Ghosted by VeganMike @ 01/18/2005 3:42 PM EST


Whoever created "fake puke" is a genius.. or not.

Ghosted by Review the World @ 01/18/2005 4:13 PM EST


Hilarious article… I always loved the bug in the ice. Also used to use cigarette loads esp during parties when those who were bumming were drunk…

BTW the "updates" page aka the blog page says "Christmas Season, 2004!" in the title bar. Just thought you’d like to know.

Pax

Ghosted by Soj @ 01/18/2005 4:29 PM EST


VeganMike: http://www.jacksjokes.com/

Joe in OH, we should try to get Entertainment Rights to have Matt do a commentary on one of the goofier He-Man episodes. enquiries@entertainmentrights.com

Ghosted by ME @ 01/18/2005 4:56 PM EST


Matt, your e-mail, matt@x-entertainment.com is bouncing my emails to you….is there somewhere else i can send you the scan of the page?

Ghosted by Monkey Boy @ 01/18/2005 5:15 PM EST


The worm drawing in the Instant Worms package looks like how I always imagined a tapeworm would look. Ew.
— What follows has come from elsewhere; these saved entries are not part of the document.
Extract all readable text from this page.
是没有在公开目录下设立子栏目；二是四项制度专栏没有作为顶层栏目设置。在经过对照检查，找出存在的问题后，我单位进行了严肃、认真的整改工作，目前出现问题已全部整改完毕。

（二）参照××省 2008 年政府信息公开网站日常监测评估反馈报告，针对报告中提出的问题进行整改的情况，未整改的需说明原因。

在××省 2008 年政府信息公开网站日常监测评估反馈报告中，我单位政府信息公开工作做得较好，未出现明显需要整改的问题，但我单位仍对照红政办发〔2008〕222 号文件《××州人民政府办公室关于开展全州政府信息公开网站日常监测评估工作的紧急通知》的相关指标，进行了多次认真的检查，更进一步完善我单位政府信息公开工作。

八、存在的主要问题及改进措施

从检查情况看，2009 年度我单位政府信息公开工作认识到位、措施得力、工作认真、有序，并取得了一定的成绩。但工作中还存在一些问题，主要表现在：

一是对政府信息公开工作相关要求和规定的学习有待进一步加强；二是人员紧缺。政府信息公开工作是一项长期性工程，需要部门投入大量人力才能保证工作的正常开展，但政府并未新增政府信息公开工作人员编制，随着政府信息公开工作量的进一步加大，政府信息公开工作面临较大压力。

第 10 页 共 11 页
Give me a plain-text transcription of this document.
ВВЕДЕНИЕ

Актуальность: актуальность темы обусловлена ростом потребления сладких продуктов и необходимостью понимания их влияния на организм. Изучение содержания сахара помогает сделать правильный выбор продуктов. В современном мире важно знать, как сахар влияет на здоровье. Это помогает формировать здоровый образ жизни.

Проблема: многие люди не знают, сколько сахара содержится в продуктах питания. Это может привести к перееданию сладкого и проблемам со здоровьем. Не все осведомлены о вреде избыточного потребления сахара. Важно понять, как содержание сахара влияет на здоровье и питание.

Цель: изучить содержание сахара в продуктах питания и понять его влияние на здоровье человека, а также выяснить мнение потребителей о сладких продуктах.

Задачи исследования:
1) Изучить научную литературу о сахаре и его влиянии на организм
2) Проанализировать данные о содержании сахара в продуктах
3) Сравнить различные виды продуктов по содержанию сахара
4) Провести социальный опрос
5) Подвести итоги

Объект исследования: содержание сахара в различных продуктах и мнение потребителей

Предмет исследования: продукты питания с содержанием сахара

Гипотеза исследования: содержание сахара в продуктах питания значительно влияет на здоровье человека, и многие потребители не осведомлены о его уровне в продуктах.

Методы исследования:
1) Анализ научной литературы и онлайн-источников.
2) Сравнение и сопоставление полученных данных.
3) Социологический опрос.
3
Esp after reading The Worm Within: http://www.fray.com/drugs/worm/

Hey, maybe you could use the fishing line/roach to attach to the bottom of a real cookie. Just kind stuff the end of the line into the bottom of the cookie, and then hide it in a plate of like cookies. I bet you’d scare someone, since anything black shooting out of a pile of edibles is always scary and gross.

I’d hate to see what cocaine abused nose that fake snot would fit into. Ouch.

Good luck today, manimal. Don’t faint. Make sure you stick around for the whole thing, in case she needs someone to scream at. Oh, and tell her, don’t be a hero, take any pain killers offered. The experience is so much nicer shen you don’t have all of that nasty pain to deal w/.

Hey, Erik, when is the next u/s again?